Siapa saja atlet Rusia yang akan berlaga di Olimpiade Musim Dingin 2026?
- Ski Alpen (2): Yulia Pleshkova, Simon Efimov
- Ski lintas alam (2): Savelii Korostelev, Daria Nepryaeva
- Seluncur indah (2): Adeliia Petrosian, Petr Gumennik
- Luge (2): Daria Olesik, Pavel Repilov.
- Seluncur cepat lintasan pendek (2): Ivan Posashkov, Alena Krylova
- Pendakian Gunung Ski (1): Nikita Filippov
- Seluncur Cepat (2): Kseniia Korzhova, Anastasiia Semenova
Bagaimana tanggapan warga Ukraina?
Pada bulan Desember, Federasi Luge Internasional mencabut kelayakan tiga atlet Rusia yang netralitasnya dipertanyakan, menurut Associated Press. Namun hal itu tidak mengakhiri kontroversi ketika beberapa hari kemudian orang Rusia lainnya berkompetisi di ajang Piala Dunia di Lake Placid, New York.
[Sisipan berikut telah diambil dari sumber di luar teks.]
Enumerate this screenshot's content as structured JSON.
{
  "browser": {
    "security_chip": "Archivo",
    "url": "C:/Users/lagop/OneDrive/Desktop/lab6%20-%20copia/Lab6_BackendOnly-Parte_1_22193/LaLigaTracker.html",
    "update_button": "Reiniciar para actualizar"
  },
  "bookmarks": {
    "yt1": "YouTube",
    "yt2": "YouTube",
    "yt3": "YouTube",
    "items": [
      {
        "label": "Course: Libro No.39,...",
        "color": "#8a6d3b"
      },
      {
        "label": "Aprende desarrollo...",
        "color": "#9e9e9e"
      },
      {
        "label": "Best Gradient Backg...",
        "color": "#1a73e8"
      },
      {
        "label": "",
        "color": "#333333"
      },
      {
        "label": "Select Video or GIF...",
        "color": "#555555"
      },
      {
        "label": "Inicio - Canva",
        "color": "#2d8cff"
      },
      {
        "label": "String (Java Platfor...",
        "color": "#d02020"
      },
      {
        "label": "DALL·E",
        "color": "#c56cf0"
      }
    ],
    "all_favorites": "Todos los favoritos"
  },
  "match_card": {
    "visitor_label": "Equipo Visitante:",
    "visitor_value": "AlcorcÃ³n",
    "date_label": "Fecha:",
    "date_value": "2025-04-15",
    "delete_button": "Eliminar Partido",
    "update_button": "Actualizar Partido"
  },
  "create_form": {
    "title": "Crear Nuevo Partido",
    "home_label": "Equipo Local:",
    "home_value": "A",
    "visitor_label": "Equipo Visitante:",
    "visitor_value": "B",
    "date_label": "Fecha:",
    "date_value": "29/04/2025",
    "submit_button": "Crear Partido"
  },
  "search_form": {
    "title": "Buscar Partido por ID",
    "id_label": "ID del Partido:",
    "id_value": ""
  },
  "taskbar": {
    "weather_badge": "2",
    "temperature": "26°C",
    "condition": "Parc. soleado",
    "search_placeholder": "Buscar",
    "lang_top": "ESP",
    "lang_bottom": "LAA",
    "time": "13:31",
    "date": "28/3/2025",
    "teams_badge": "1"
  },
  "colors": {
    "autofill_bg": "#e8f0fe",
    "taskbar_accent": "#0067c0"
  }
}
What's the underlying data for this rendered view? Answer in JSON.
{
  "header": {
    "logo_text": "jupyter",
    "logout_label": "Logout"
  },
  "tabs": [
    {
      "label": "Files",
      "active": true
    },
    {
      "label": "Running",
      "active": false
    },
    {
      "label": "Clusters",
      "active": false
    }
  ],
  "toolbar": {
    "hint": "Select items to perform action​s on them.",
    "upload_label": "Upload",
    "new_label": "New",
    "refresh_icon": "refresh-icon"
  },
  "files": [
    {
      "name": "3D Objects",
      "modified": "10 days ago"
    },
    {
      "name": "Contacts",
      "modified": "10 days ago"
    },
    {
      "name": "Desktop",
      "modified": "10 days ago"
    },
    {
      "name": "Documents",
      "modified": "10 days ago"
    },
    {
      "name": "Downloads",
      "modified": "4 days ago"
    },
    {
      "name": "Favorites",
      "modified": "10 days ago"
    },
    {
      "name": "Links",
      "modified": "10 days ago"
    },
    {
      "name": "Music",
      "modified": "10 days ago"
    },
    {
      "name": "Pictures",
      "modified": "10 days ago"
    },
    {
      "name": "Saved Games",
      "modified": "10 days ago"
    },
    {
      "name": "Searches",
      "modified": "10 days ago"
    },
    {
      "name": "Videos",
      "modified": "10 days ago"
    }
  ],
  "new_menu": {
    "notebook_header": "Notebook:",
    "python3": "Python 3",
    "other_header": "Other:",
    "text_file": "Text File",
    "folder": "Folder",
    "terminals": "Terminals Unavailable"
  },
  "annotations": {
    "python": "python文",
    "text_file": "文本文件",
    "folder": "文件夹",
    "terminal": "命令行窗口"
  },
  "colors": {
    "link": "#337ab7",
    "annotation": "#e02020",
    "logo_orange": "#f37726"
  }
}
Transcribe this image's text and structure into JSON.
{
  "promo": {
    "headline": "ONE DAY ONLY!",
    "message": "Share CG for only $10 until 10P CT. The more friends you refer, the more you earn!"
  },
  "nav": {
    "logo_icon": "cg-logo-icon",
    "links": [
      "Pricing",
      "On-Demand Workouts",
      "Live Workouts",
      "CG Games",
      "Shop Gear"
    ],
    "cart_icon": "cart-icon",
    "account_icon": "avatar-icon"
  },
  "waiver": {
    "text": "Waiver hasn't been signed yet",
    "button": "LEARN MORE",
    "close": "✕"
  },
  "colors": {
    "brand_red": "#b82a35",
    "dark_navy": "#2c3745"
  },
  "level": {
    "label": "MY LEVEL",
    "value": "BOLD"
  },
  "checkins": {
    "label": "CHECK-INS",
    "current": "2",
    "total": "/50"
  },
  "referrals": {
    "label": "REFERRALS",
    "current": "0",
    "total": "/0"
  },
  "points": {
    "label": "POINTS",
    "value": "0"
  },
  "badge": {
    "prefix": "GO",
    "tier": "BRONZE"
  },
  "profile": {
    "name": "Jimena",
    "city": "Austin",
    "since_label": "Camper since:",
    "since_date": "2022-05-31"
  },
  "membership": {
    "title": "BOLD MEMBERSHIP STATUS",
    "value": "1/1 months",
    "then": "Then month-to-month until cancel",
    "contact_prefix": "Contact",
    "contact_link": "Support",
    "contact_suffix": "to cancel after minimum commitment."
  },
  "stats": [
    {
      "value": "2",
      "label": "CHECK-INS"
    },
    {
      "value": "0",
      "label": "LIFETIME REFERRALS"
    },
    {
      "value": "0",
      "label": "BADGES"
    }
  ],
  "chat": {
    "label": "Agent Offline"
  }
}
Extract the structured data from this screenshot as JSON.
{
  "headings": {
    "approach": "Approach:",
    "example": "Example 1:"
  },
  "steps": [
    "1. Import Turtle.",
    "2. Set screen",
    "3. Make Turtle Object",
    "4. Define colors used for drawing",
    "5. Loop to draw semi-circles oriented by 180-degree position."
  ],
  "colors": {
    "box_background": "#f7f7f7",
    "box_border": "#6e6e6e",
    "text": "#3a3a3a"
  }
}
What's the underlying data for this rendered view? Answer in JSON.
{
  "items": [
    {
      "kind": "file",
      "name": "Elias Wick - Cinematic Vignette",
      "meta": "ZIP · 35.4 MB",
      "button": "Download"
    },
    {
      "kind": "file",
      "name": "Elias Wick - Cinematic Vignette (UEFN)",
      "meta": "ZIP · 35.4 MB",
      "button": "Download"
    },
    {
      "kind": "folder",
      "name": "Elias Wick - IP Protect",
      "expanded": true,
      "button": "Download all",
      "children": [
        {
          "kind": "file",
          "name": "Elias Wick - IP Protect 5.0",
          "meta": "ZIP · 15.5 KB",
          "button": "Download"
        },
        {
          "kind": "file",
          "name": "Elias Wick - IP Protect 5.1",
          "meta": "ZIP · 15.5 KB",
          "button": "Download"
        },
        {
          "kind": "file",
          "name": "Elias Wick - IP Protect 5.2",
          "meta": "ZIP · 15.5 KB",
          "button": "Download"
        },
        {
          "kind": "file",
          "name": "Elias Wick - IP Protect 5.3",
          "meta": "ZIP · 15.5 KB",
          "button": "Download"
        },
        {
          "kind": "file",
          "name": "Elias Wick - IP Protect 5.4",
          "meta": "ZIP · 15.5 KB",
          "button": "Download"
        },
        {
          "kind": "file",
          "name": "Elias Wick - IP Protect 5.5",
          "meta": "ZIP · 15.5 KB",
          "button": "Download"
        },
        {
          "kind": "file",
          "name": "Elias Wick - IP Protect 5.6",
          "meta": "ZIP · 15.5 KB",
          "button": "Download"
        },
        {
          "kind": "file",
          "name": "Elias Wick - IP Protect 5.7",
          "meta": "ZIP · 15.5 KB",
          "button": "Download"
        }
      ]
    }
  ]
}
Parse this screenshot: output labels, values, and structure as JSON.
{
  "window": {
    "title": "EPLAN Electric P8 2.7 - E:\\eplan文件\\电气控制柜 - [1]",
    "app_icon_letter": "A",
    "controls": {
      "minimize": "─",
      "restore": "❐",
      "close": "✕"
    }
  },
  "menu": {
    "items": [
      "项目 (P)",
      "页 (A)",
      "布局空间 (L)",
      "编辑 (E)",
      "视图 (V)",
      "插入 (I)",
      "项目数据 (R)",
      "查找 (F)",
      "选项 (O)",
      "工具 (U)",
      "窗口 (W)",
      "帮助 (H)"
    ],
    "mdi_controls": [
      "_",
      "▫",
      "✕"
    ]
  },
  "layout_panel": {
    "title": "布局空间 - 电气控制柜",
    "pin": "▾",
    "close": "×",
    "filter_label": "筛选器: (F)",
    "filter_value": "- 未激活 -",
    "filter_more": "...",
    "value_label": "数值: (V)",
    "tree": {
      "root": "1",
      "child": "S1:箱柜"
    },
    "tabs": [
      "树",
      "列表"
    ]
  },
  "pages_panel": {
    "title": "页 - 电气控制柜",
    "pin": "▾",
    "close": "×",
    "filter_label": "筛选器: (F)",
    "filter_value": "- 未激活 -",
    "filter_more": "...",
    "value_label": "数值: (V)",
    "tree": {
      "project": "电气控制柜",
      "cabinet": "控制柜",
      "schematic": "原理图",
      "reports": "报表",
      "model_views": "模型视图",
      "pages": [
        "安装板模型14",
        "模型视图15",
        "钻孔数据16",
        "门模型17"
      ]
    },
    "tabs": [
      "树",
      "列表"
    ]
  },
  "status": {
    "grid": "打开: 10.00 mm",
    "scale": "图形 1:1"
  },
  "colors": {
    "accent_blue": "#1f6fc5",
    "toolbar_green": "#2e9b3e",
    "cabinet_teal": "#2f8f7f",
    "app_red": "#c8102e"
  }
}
Luger Ukraina Anton Dukach mengatakan kepada wartawan bahwa menurutnya atlet Rusia tidak boleh diizinkan berkompetisi.
“Mereka tidak netral,” kata Dukach. “Mereka mendukung perang melawan Ukraina, melawan warga sipil, melawan anggota keluarga, melawan saya.”
Dua luger Rusia akan berkompetisi di Olimpiade tersebut.
Pada 10 Desember, Federasi Ski dan Snowboard Internasional memberikan status netral kepada dua pemain ski lintas alam Rusia. Pada hari yang sama, sebuah kelompok bernama Pangkalan Olahraga Ukraina (Ukrsportbase) menggunakan akun X-nya untuk menuduh salah satu pemain ski “secara ilegal mengunjungi Krimea yang dianeksasi, tempat dia berpartisipasi dalam kamp pelatihan.”
Misi Ukrsportbase: “Kami menginformasikan tentang olahraga Ukraina dan dukungan kriminal terhadap agresi Rusia oleh para atlet di luar politik.